Limiter le temps de travail, former et équiper les livreurs
Ces travailleurs ne bénéficient pas d’une politique de prévention des risques adéquate, ni d’une protection sociale suffisante, déplore l’Anses. Il n'y a pas d'obligation de déclarer leurs accidents du travail, par exemple. La Directive européenne (UE) 2024/2831, adoptée le 11 novembre 2024, sera prochainement transposée en droit français (d’ici à novembre 2026). L’Anses veillera à ce que les données de son expertise soient prises en compte dans cette transposition, assure-t-elle. Ce texte prévoit notamment de requalifier comme salariés les livreurs aujourd’hui indépendants, charge aux États de définir leurs modalités de requalification.
L’agence préconise aussi de rendre obligatoire l’application des dispositions du Code du travail garantissant une protection de leur santé et de leur sécurité équivalente à celle des salariés. Il s’agit notamment d’imposer une limitation et un contrôle du temps de travail quotidien et hebdomadaire, toutes plateformes confondues.
Elle appelle encore à responsabiliser les employeurs, pour qu’ils fournissent aux livreurs les équipements (gants, casques…) nécessaires et une formation sur la sécurité routière, la santé et la sécurité au travail (secourisme).
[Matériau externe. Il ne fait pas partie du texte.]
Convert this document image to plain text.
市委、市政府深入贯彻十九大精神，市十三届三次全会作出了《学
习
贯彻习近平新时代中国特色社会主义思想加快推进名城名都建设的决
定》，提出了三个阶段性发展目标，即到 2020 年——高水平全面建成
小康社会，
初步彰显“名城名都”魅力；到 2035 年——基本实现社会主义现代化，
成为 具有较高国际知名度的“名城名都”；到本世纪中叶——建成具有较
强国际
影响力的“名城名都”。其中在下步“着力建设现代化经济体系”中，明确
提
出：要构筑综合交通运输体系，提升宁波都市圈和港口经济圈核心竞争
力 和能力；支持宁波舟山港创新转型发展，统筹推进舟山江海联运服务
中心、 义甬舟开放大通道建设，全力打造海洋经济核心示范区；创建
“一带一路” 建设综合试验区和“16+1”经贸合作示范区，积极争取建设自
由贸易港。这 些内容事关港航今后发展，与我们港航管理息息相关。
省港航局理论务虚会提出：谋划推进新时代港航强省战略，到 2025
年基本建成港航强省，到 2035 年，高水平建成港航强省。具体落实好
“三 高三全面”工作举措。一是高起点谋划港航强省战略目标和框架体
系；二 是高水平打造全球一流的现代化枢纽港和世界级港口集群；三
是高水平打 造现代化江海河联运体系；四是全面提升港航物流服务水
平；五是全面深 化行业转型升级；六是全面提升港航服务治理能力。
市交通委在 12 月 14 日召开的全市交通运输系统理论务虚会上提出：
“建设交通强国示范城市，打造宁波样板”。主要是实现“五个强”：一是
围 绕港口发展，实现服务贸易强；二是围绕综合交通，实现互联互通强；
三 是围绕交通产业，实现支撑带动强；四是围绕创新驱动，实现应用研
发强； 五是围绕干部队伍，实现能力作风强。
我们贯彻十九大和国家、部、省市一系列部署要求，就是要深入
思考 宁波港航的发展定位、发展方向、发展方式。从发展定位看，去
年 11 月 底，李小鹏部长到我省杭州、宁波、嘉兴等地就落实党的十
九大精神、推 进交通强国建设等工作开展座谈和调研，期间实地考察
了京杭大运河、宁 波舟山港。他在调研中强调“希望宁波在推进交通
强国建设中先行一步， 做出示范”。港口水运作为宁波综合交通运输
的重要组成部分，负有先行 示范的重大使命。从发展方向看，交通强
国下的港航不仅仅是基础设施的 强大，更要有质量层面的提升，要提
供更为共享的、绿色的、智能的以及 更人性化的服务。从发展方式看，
Enfin, elle veut rendre obligatoire la collecte et la remontée de données pour documenter la santé des livreurs des plateformes et sensibiliser les consommateurs à ces nouvelles problématiques.
Le syndicat CGT appelle, dans un communiqué publié ce 26 mars, le gouvernement à adopter « de toute urgence une législation ambitieuse en matière de protection sociale » des livreurs.